Le rôle essentiel des immigrants
Interpellation--Ajournement du débat
24 février 2026
Ayant donné préavis le 10 décembre 2025 :
Qu’il attirera l’attention du Sénat sur le rôle essentiel qu’ont joué — et jouent toujours — les immigrants dans la croissance économique, la richesse culturelle et le tissu social du Canada.
— Honorables sénateurs, je prends la parole aujourd’hui au sujet de mon interpellation attirant l’attention du Sénat sur le rôle essentiel qu’ont joué — et jouent toujours — les immigrants dans la croissance économique, la richesse culturelle et le tissu social du Canada.
Cette interpellation fait suite au travail important entrepris en 2020 par notre ancienne collègue l’honorable Ratna Omidvar, qui a attiré l’attention du Sénat sur le lien entre la prospérité antérieure, actuelle et future du Canada et sa connexion profonde à l’immigration.
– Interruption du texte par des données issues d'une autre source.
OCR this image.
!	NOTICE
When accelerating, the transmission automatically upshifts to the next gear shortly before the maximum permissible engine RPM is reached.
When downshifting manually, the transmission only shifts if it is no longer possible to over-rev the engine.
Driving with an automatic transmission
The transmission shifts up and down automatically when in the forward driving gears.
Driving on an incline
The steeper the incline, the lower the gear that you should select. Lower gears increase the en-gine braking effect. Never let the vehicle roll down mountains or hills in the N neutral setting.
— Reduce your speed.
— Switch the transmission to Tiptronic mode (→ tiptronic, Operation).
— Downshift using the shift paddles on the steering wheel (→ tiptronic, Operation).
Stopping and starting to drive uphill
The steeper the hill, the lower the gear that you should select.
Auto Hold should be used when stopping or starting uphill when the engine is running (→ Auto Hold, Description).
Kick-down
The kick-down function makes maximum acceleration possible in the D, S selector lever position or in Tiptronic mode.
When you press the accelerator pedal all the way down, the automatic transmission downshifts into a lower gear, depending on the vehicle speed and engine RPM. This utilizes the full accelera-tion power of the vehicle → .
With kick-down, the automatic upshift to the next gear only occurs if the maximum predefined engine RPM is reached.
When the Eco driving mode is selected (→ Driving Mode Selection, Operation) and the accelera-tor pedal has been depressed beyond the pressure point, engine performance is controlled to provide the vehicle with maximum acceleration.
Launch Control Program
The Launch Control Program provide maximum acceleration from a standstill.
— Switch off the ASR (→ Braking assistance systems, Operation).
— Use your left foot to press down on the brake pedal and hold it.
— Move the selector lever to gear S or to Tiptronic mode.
La sénatrice Omidvar, elle-même immigrante et une autorité respectée en la matière, a fondé le groupe de travail du Sénat sur l’immigration et a mené cette discussion avec clarté et conviction. Je suis fier de poursuivre ce travail aujourd’hui et je suis ravi que de nombreux sénateurs aient déjà manifesté leur intérêt à participer à cet important dialogue national.
L’immigration n’est pas une caractéristique secondaire du succès du Canada; c’est une de ses forces déterminantes. Elle est au cœur de la plupart des discussions et des décisions politiques au pays.
Notre croissance économique, la résilience de notre main-d’œuvre et le dynamisme entrepreneurial sont étroitement liés à ceux qui choisissent le Canada comme lieu où bâtir leur vie. Les immigrants comblent des lacunes importantes en matière de compétences, créent des entreprises à un rythme soutenu et apportent des réseaux mondiaux, de nouvelles idées et des perspectives culturelles qui rendent notre économie plus compétitive et innovante.
Statistique Canada montre régulièrement que le Canada a l’une des proportions d’immigrants les plus élevées parmi les pays développés. Les immigrants sont également plus susceptibles de posséder une entreprise que les personnes nées au Canada.
Dans un pays confronté à des pressions démographiques et au vieillissement de la population, une immigration soutenue n’est pas facultative; elle est essentielle pour maintenir la productivité, soutenir les services publics et garantir que les générations futures hériteront d’un pays confiant et en pleine croissance.
Pourtant, ces dernières années, l’opposition à l’immigration s’est amplifiée. Les nouveaux arrivants sont parfois présentés comme un fardeau plutôt que comme un atout. Ces arguments ont tendance à mettre en exergue les pressions à court terme — le logement vient immédiatement à l’esprit — et à faire abstraction des retombées économiques et sociales à long terme de l’immigration.
Plus inquiétant encore, le discours qui présente l’immigration comme un problème risque d’éroder la cohésion sociale qui caractérise le Canada. Il n’est ni nécessaire ni utile de monter les communautés les unes contre les autres alors que l’histoire et les faits montrent que la croissance inclusive nous rend tous plus forts.
Le Canada s’est essentiellement bâti grâce aux contributions des personnes venues ici. Les immigrants ne se contentent pas de participer à l’économie du pays; ils la façonnent et la développent. Ce sont des créateurs d’emplois, des innovateurs, des bâtisseurs communautaires et des leaders dont l’influence se répercute sur plusieurs générations. Reconnaître leurs réalisations ne signifie pas nier les défis, mais plutôt reconnaître où réside notre véritable potentiel.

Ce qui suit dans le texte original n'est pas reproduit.